Elute Intelligence launches dedicated COVID-19 Document Reader to help scientists find vital research more rapidly
Elute Intelligence Holdings (“Elute”) today announces it has launched a dedicated free-to-use online COVID-19 Document Reader to help scientists worldwide tackling the disease to find vital research more rapidly.
The COVID-19 Document Reader draws on Elute’s novel advanced software tools to intelligently search large and complex databases to identify relevant information swiftly and effectively. It is available at https://elute.info.
The databases being used include a subset of PubMed, an online resource of more than 30 million citations for papers drawn from Medline, life science journals, books and other sources. Researchers will be able to search this for articles mentioning terms related to the current COVID-19 outbreak, such as coronavirus, COVID, MERS, or SARS. Elute is proactively working with researchers to identify additional datasets.

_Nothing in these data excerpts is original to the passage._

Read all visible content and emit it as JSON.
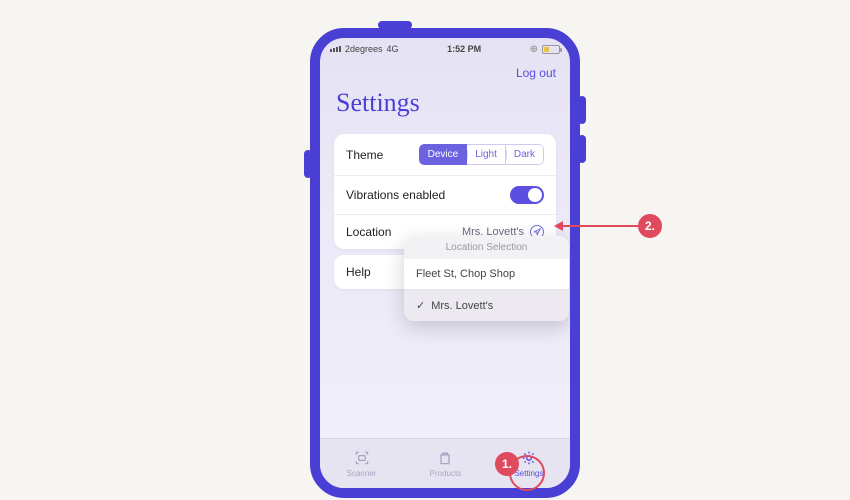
{
  "statusbar": {
    "carrier": "2degrees",
    "network": "4G",
    "time": "1:52 PM"
  },
  "header": {
    "logout": "Log out",
    "title": "Settings"
  },
  "theme": {
    "label": "Theme",
    "options": {
      "device": "Device",
      "light": "Light",
      "dark": "Dark"
    },
    "selected": "device"
  },
  "vibrations": {
    "label": "Vibrations enabled",
    "enabled": true
  },
  "location": {
    "label": "Location",
    "current": "Mrs. Lovett's",
    "popover_title": "Location Selection",
    "options": [
      "Fleet St, Chop Shop",
      "Mrs. Lovett's"
    ]
  },
  "help": {
    "label": "Help"
  },
  "tabs": {
    "scanner": "Scanner",
    "products": "Products",
    "settings": "Settings"
  },
  "annotations": {
    "one": "1.",
    "two": "2."
  }
}
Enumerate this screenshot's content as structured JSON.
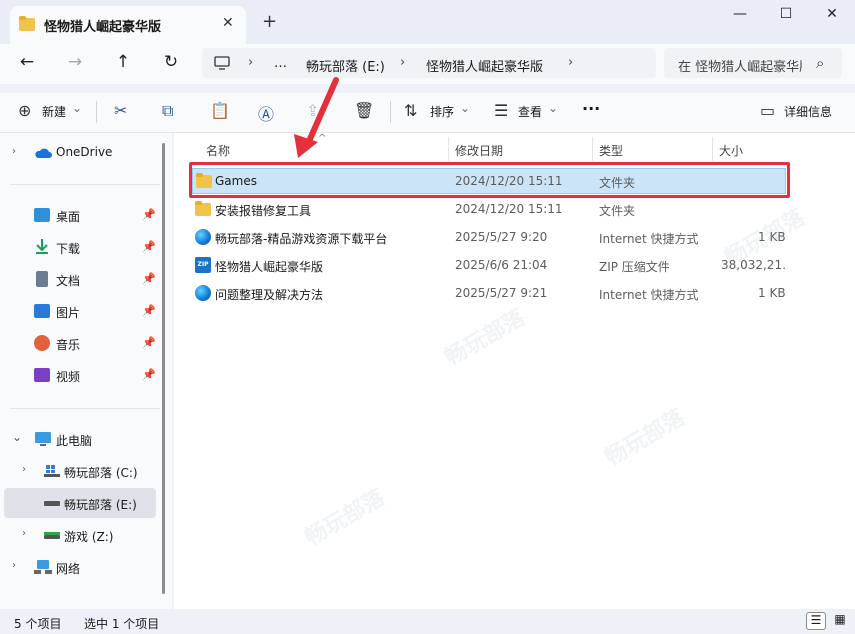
{
  "window": {
    "tab_title": "怪物猎人崛起豪华版",
    "tab_close": "✕",
    "new_tab": "+",
    "minimize": "—",
    "maximize": "☐",
    "close": "✕"
  },
  "nav": {
    "back": "←",
    "forward": "→",
    "up": "↑",
    "refresh": "↻",
    "breadcrumb": [
      "…",
      "畅玩部落 (E:)",
      "怪物猎人崛起豪华版"
    ],
    "chevron": "›",
    "search_placeholder": "在 怪物猎人崛起豪华版 中搜索",
    "search_icon": "⌕"
  },
  "toolbar": {
    "new_label": "新建",
    "sort_label": "排序",
    "view_label": "查看",
    "more_label": "···",
    "details_label": "详细信息",
    "dropdown": "⌄",
    "icons": {
      "new": "⊕",
      "cut": "✂",
      "copy": "⧉",
      "paste": "📋",
      "rename": "Ⓐ",
      "share": "⇪",
      "delete": "🗑",
      "sort": "⇅",
      "view": "☰",
      "details": "▭"
    }
  },
  "sidebar": {
    "onedrive": "OneDrive",
    "quick": [
      {
        "label": "桌面",
        "color": "#2f8fd8"
      },
      {
        "label": "下载",
        "color": "#1b9e5a"
      },
      {
        "label": "文档",
        "color": "#6b7c93"
      },
      {
        "label": "图片",
        "color": "#2a7bd6"
      },
      {
        "label": "音乐",
        "color": "#e0613a"
      },
      {
        "label": "视频",
        "color": "#7a3fc2"
      }
    ],
    "pin": "📌",
    "this_pc": "此电脑",
    "drives": [
      {
        "label": "畅玩部落 (C:)",
        "selected": false
      },
      {
        "label": "畅玩部落 (E:)",
        "selected": true
      },
      {
        "label": "游戏 (Z:)",
        "selected": false
      }
    ],
    "network": "网络",
    "chev_right": "›",
    "chev_down": "⌄"
  },
  "list": {
    "columns": [
      "名称",
      "修改日期",
      "类型",
      "大小"
    ],
    "sort_indicator": "^",
    "rows": [
      {
        "name": "Games",
        "date": "2024/12/20 15:11",
        "type": "文件夹",
        "size": "",
        "icon": "folder",
        "selected": true
      },
      {
        "name": "安装报错修复工具",
        "date": "2024/12/20 15:11",
        "type": "文件夹",
        "size": "",
        "icon": "folder",
        "selected": false
      },
      {
        "name": "畅玩部落-精品游戏资源下载平台",
        "date": "2025/5/27 9:20",
        "type": "Internet 快捷方式",
        "size": "1 KB",
        "icon": "internet",
        "selected": false
      },
      {
        "name": "怪物猎人崛起豪华版",
        "date": "2025/6/6 21:04",
        "type": "ZIP 压缩文件",
        "size": "38,032,21…",
        "icon": "zip",
        "selected": false
      },
      {
        "name": "问题整理及解决方法",
        "date": "2025/5/27 9:21",
        "type": "Internet 快捷方式",
        "size": "1 KB",
        "icon": "internet",
        "selected": false
      }
    ],
    "zip_text": "ZIP"
  },
  "status": {
    "count": "5 个项目",
    "selected": "选中 1 个项目",
    "view_details": "☰",
    "view_tiles": "▦"
  },
  "colors": {
    "highlight": "#e4303c",
    "selection": "#cce4f7",
    "folder": "#f3c24b"
  }
}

Elute’s artificial intelligence searches, compares and analyses documents to identify similarities between them by mimicking the way people read. Researchers enter an entire paper already identified as of interest to find other relevant research. They can also create their own documents defining their own interests to enter into the Document Reader to refine searches still further.
This means the approach is very different to conventional keyword or Boolean search technologies. A patent application has been filed to protect developments of the technology.
Elute is already talking to a number of partners to support and publicise the COVID-19 Document Reader.
Peter Fischer, Chief Executive Officer of Elute Intelligence, said: “We are proud to be supporting the global fight against COVID-19 by exploiting our unique capability in document search to support scientists in their crucial research.”
Matthew White, Chief Commercialisation Officer of Frontier IP Group, said: “The COVID-19 Document Reader demonstrates just some of Elute’s ability to rapidly identify relevant information in unstructured datasets. It is great to see the team deploy this capability in such a short space of time.”